Not every US oil firm agreed with API’s position. For example, Kosmos Energy, a small Texas oil firm that fought over the size of payments it was required to make to the government of Ghana, supported the transparency rule.
But Exxon, as the largest US oil and gas company, holds the most sway over decision-making at API. Just as Dodd–Frank Act became law in 2010, Exxon was putting together a massive $500 billion deal with Rosneft, a state-owned oil company in Russia, to drill in the Arctic. Sanctions the Obama administration put on Russia for annexing Crimea and using force in east Ukraine — ones that Trump has suggested he may lift — have put the Exxon-Rosneft deal on pause.
After the court ruling, the SEC dragged its feet to redo its work. Only after yet another lawsuit was filed against the SEC, this time by anti-poverty group Oxfam, did the commission publish notice of the finalized rule — in June 2016.
But that years-long delay was enough to put the Cardin–Lugar rule in the crosshairs of Republicans in Congress in 2017. Wielding a once little-used law called the Congressional Review Act, Congress can strike down recently enacted regulations with a simple majority in the both chambers — meaning Democrats can’t block the repeal with the filibuster in the Senate.
Congress did just that with the votes this week.
“It should be lost on no one that in less than 48 hours the Republican-controlled Senate has confirmed the former head of ExxonMobil to serve as our Secretary of State, and repealed a key anti-corruption rule that ExxonMobil and the American Petroleum Institute have erroneously fought for years,” Cardin said in a statement.

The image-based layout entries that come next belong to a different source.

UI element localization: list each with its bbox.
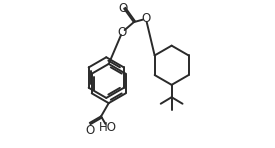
Text: O: O: [118, 26, 127, 39]
Text: HO: HO: [99, 121, 117, 134]
Text: O: O: [85, 124, 94, 137]
Text: O: O: [141, 12, 150, 25]
Text: O: O: [118, 2, 128, 15]
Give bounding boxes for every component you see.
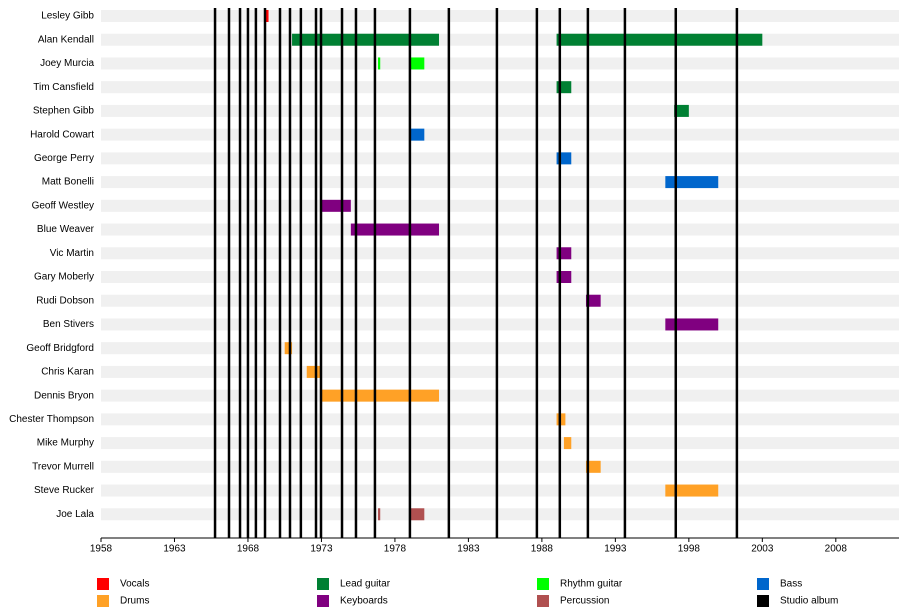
legend-swatch [317, 578, 329, 590]
x-tick-label: 1963 [163, 544, 186, 555]
member-label: Blue Weaver [37, 224, 95, 235]
row-band [101, 294, 899, 307]
member-label: Dennis Bryon [34, 390, 94, 401]
member-label: Harold Cowart [30, 129, 94, 140]
row-band [101, 389, 899, 402]
period-bar [585, 460, 601, 473]
row-band [101, 342, 899, 355]
x-tick-label: 2003 [751, 544, 774, 555]
member-label: Alan Kendall [38, 34, 94, 45]
row-band [101, 437, 899, 450]
member-label: Joe Lala [56, 509, 94, 520]
row-band [101, 247, 899, 260]
row-band [101, 33, 899, 46]
member-label: Chris Karan [41, 367, 94, 378]
member-label: Stephen Gibb [33, 106, 95, 117]
row-band [101, 318, 899, 331]
period-bar [378, 57, 381, 70]
member-label: George Perry [34, 153, 94, 164]
x-tick-label: 1973 [310, 544, 333, 555]
legend-label: Rhythm guitar [560, 579, 623, 590]
member-label: Gary Moberly [34, 272, 94, 283]
row-band [101, 128, 899, 141]
row-band [101, 152, 899, 165]
member-label: Geoff Bridgford [26, 343, 94, 354]
member-label: Chester Thompson [9, 414, 94, 425]
period-bar [378, 508, 381, 521]
row-band [101, 104, 899, 117]
row-band [101, 10, 899, 22]
period-bar [674, 104, 689, 117]
x-tick-label: 1983 [457, 544, 480, 555]
legend-label: Vocals [120, 579, 149, 590]
member-label: Trevor Murrell [32, 461, 94, 472]
member-label: Geoff Westley [32, 200, 94, 211]
period-bar [321, 199, 351, 212]
member-label: Tim Cansfield [33, 82, 94, 93]
period-bar [265, 10, 269, 22]
member-label: Mike Murphy [37, 438, 94, 449]
legend-label: Keyboards [340, 596, 388, 607]
legend-label: Bass [780, 579, 802, 590]
member-label: Vic Martin [50, 248, 94, 259]
period-bar [665, 484, 719, 497]
legend-swatch [537, 578, 549, 590]
period-bar [409, 128, 425, 141]
legend-label: Percussion [560, 596, 609, 607]
member-label: Lesley Gibb [41, 11, 94, 22]
row-band [101, 365, 899, 378]
period-bar [556, 247, 572, 260]
period-bar [350, 223, 440, 236]
x-tick-label: 2008 [825, 544, 848, 555]
period-bar [409, 57, 425, 70]
period-bar [556, 33, 763, 46]
period-bar [409, 508, 425, 521]
row-band [101, 271, 899, 283]
row-band [101, 176, 899, 189]
legend-swatch [317, 595, 329, 607]
x-tick-label: 1993 [604, 544, 627, 555]
row-band [101, 223, 899, 236]
period-bar [585, 294, 601, 307]
x-tick-label: 1958 [90, 544, 113, 555]
legend-swatch [757, 595, 769, 607]
period-bar [665, 176, 719, 189]
period-bar [284, 342, 293, 355]
period-bar [292, 33, 440, 46]
period-bar [563, 437, 572, 450]
legend-label: Drums [120, 596, 149, 607]
legend-label: Lead guitar [340, 579, 391, 590]
x-tick-label: 1978 [384, 544, 407, 555]
row-band [101, 413, 899, 426]
row-band [101, 484, 899, 497]
row-band [101, 460, 899, 473]
row-band [101, 508, 899, 521]
row-band [101, 199, 899, 212]
member-label: Joey Murcia [40, 58, 94, 69]
legend-swatch [757, 578, 769, 590]
x-tick-label: 1988 [531, 544, 554, 555]
x-tick-label: 1998 [678, 544, 701, 555]
legend-swatch [537, 595, 549, 607]
period-bar [321, 389, 440, 402]
member-label: Steve Rucker [34, 485, 95, 496]
member-label: Rudi Dobson [36, 295, 94, 306]
member-label: Matt Bonelli [42, 177, 94, 188]
period-bar [306, 365, 322, 378]
x-tick-label: 1968 [237, 544, 260, 555]
member-label: Ben Stivers [43, 319, 94, 330]
period-bar [665, 318, 719, 331]
row-band [101, 57, 899, 70]
legend-swatch [97, 578, 109, 590]
row-band [101, 81, 899, 94]
legend-label: Studio album [780, 596, 838, 607]
legend-swatch [97, 595, 109, 607]
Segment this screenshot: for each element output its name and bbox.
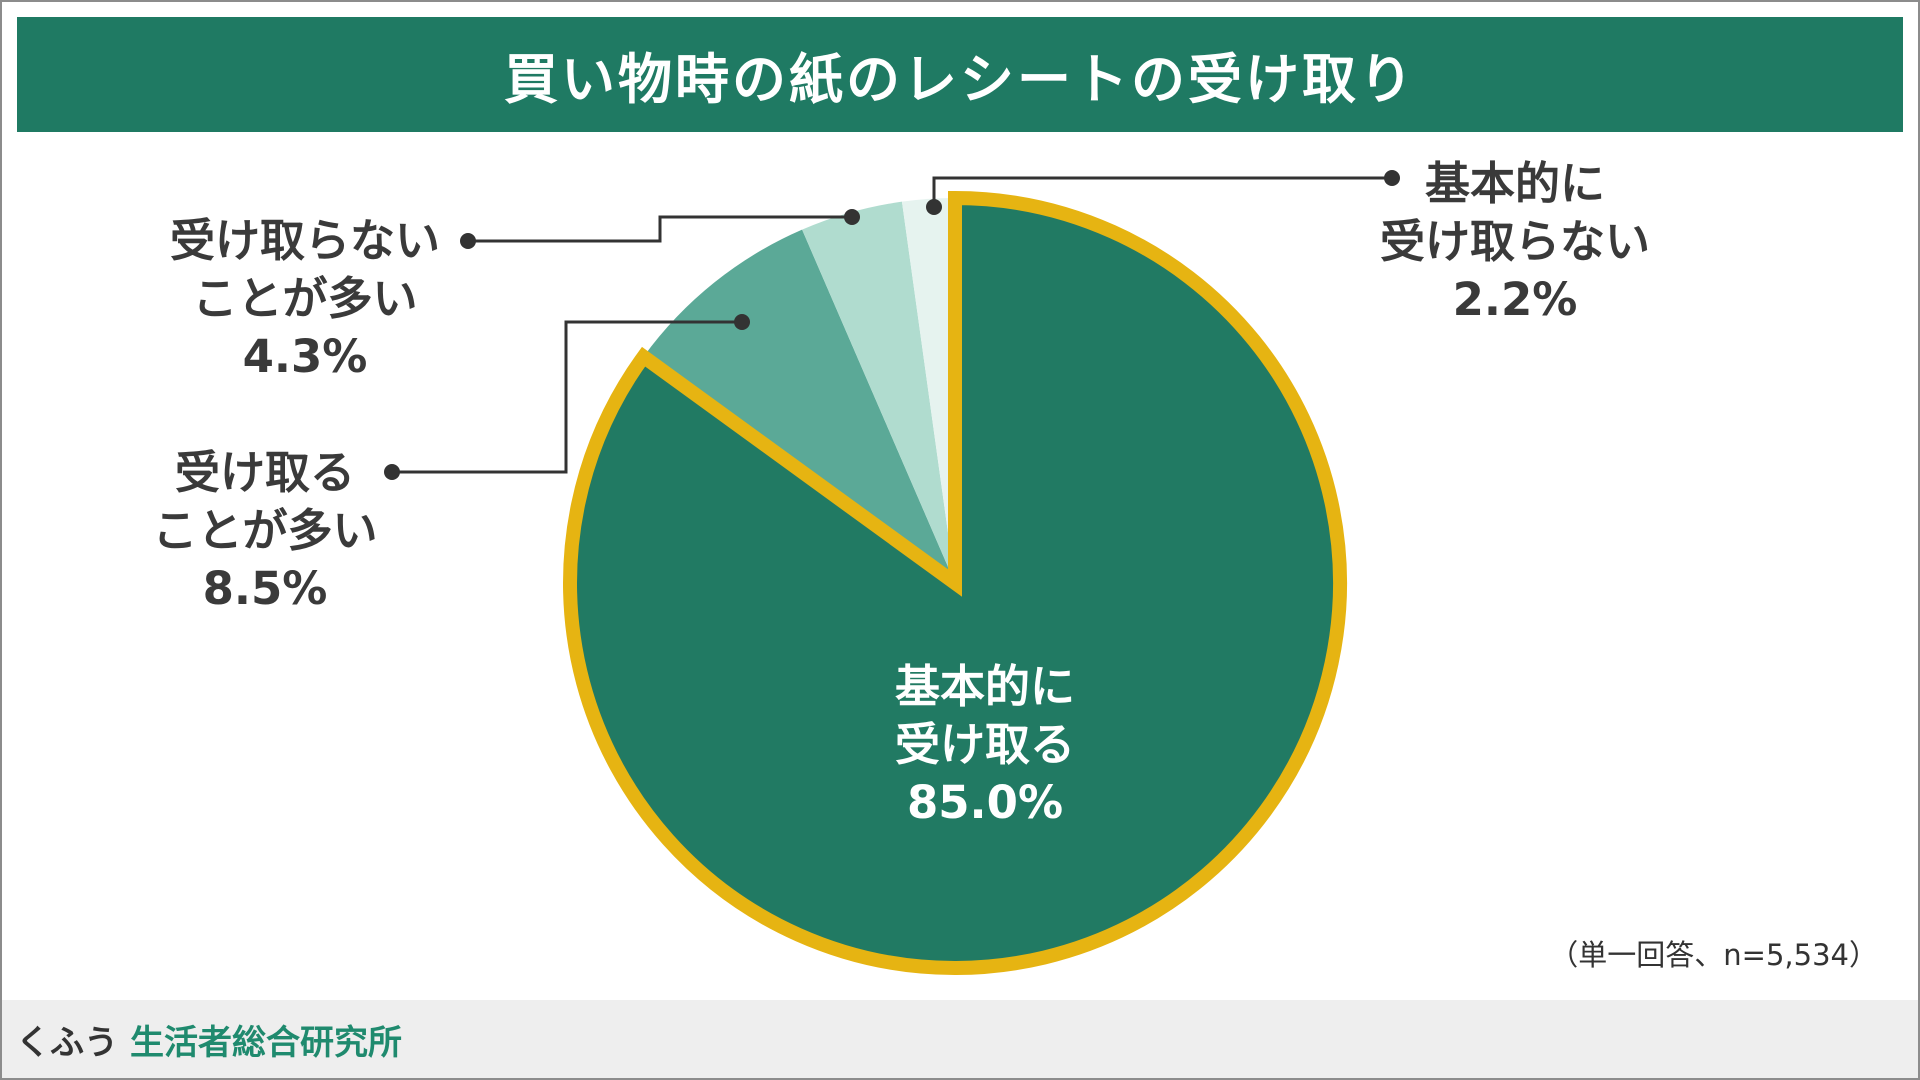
leader-dot-label <box>460 233 476 249</box>
slice-value-label: 85.0% <box>906 776 1064 829</box>
slice-label-line: 受け取らない <box>169 214 440 267</box>
leader-line-kihonteki-uketoranai <box>932 176 1392 207</box>
footer: くふう 生活者総合研究所 <box>2 1000 1918 1078</box>
leader-dot-label <box>384 464 400 480</box>
slice-label-kihonteki-uketoru: 基本的に 受け取る 85.0% <box>830 658 1140 832</box>
slice-label-line: 受け取らない <box>1379 215 1650 268</box>
footer-logo: くふう <box>16 1022 118 1063</box>
slice-uketoru-koto-ga-ooi <box>643 229 955 583</box>
slice-label-line: 基本的に <box>894 660 1075 713</box>
slice-label-uketoranai-koto-ga-ooi: 受け取らない ことが多い 4.3% <box>150 212 460 386</box>
slice-label-line: ことが多い <box>152 504 378 557</box>
slice-label-line: 基本的に <box>1424 157 1605 210</box>
leader-line-uketoranai-koto-ga-ooi <box>468 215 852 243</box>
slice-label-line: ことが多い <box>192 272 418 325</box>
slice-label-uketoru-koto-ga-ooi: 受け取る ことが多い 8.5% <box>130 444 400 618</box>
chart-title: 買い物時の紙のレシートの受け取り <box>504 48 1416 111</box>
slice-kihonteki-uketoranai <box>901 198 955 583</box>
leader-dot-slice <box>926 199 942 215</box>
slice-label-line: 受け取る <box>894 718 1075 771</box>
leader-dot-slice <box>844 209 860 225</box>
slice-uketoranai-koto-ga-ooi <box>802 201 955 583</box>
leader-dot-slice <box>734 314 750 330</box>
slice-value-label: 4.3% <box>242 330 368 383</box>
slice-value-label: 8.5% <box>202 562 328 615</box>
slice-value-label: 2.2% <box>1452 273 1578 326</box>
slice-label-kihonteki-uketoranai: 基本的に 受け取らない 2.2% <box>1360 155 1670 329</box>
sample-note: （単一回答、n=5,534） <box>1549 938 1878 972</box>
slice-highlight-border <box>563 190 1347 975</box>
leader-line-uketoru-koto-ga-ooi <box>392 320 742 474</box>
slice-label-line: 受け取る <box>174 446 355 499</box>
leader-dot-label <box>1384 170 1400 186</box>
footer-org-name: 生活者総合研究所 <box>130 1022 402 1063</box>
title-bar: 買い物時の紙のレシートの受け取り <box>17 17 1903 132</box>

Holbrook, the Exxon spokesman, said the company is committed to transparency in its foreign dealings. “We believe that the best approach would be to adopt a rule consistent with Extractive Industries Transparency Initiative principles,” he said, citing a global transparency standard that Exxon has voluntarily adopted.

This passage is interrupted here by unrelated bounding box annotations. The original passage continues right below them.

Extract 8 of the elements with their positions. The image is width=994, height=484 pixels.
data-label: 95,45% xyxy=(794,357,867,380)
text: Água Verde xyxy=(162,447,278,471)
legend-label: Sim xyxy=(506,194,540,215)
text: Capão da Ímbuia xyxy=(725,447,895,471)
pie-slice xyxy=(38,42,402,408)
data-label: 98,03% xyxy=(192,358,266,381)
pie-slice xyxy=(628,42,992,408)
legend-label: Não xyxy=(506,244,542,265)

Exxon and API want regulations that require the disclosure of foreign payments at only the country-by-country or region-by-region level. Citing an API letter to the SEC, Exxon argues that the commission’s rule required disclosure “so granular as to reveal proprietary commercial information.”
But others involved in the Extractive Industries Transparency Initiative in the US say there was a way for Exxon to support the initiative — by backing the Cardin–Logan rule.
“They get to say they support transparency,” Mia Steinle, investigator of Project on Government Oversight and civil society coordinator for the Extractive Industries Transparency Initiative in the US, told BuzzFeed News. “But at the same time they’re fighting the SEC and fighting Congress to stop the rules that would be enforcing it.”